2020 Temmuz ayı dış ticaret verileri açıklandı. Bu sene ilk yedi ayda toplam dış ticaret açığı 26,6 milyar dolar oldu. Aynı yedi ayda ihracat yüzde 13,7 oranında azaldı. İthalat ise yüzde 3,9 oranında azaldı.

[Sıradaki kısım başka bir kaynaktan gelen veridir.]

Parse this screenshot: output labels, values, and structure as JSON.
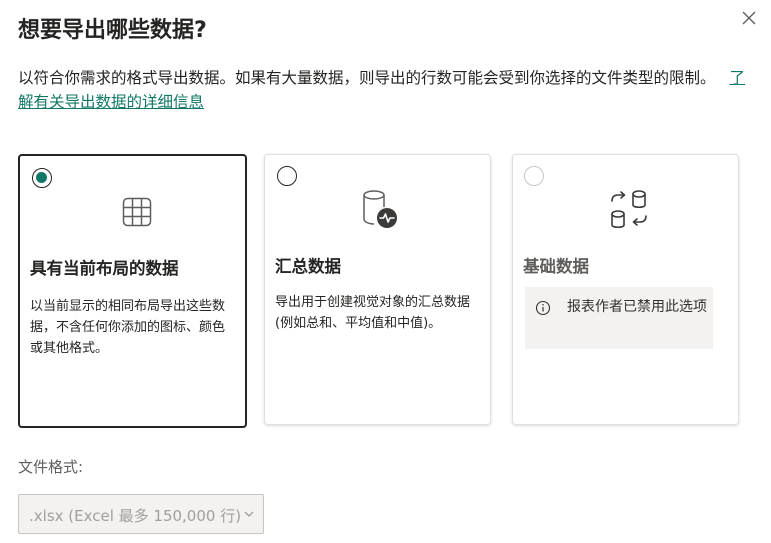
{
  "dialog": {
    "title": "想要导出哪些数据?",
    "description": "以符合你需求的格式导出数据。如果有大量数据，则导出的行数可能会受到你选择的文件类型的限制。",
    "learn_more_link": "了解有关导出数据的详细信息"
  },
  "options": [
    {
      "title": "具有当前布局的数据",
      "description": "以当前显示的相同布局导出这些数据，不含任何你添加的图标、颜色或其他格式。",
      "icon": "table-grid-icon",
      "selected": true,
      "disabled": false
    },
    {
      "title": "汇总数据",
      "description": "导出用于创建视觉对象的汇总数据(例如总和、平均值和中值)。",
      "icon": "database-pulse-icon",
      "selected": false,
      "disabled": false
    },
    {
      "title": "基础数据",
      "notice": "报表作者已禁用此选项",
      "icon": "database-sync-icon",
      "selected": false,
      "disabled": true
    }
  ],
  "file_format": {
    "label": "文件格式:",
    "selected": ".xlsx (Excel 最多 150,000 行)"
  },
  "colors": {
    "accent": "#117865",
    "text": "#252423",
    "disabled_border": "#c8c6c4",
    "notice_bg": "#f3f2f1"
  }
}
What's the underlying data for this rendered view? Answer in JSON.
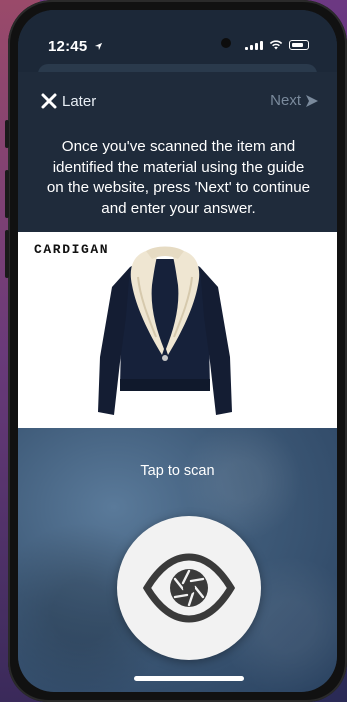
{
  "status_bar": {
    "time": "12:45",
    "location_icon": "location-arrow-icon",
    "icons": [
      "signal-icon",
      "wifi-icon",
      "battery-icon"
    ]
  },
  "nav": {
    "later_label": "Later",
    "next_label": "Next"
  },
  "instructions": "Once you've scanned the item and identified the material using the guide on the website, press 'Next' to continue and enter your answer.",
  "product": {
    "label": "CARDIGAN",
    "image": "cardigan-with-fur-collar"
  },
  "scan": {
    "label": "Tap to scan",
    "icon": "eye-aperture-icon"
  },
  "colors": {
    "header_bg": "#1f2b3b",
    "next_disabled": "#7a8a9c",
    "scan_bg": "#3e5a78"
  }
}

İhracatın daha çok azalmasında pandeminin ve dış talebin düşmesinin etkisi var. İthalatın daha düşük azalmasının nedeni ise, üretimde kullanılan ithal girdi payının yüksek olmasıdır. İthalat yapamazsak üretimde yapamayız.
Aslında Türkiye, dış ticarette 2003'ten beri ne teoride nede uygulamada yeri olmayan bir savurganlık içindedir.
2003-2019 arasında toplam dış ticaret açığımız 827,8 milyar dolar oldu. Bu yıl 7 ayı da katarsak 854,4 milyar dolara çıkıyor. Türkiye'nin bir yıllık GSYH'sı 800 milyar dolardır. Bu kadar dış ticaret açığı vermenin yerli ve milli olmakla ne ilgisi olabilir? Eğer ekonomiyi algı yaratma ve slogan üstünde götürmeye kalkarsanız kaçınılmaz sonuç böyle olacaktır.
Türkiye, küreselleşmeyi ve dışa açılmayı 1980 sonrasında ve bu gün yabancı sermayeye tam teslimiyet olarak anladı. 2012 yılına kadar giren sıcak para serabına kapıldı. Serbestliği kontrolsüz ve başı bozuk piyasa zannetti.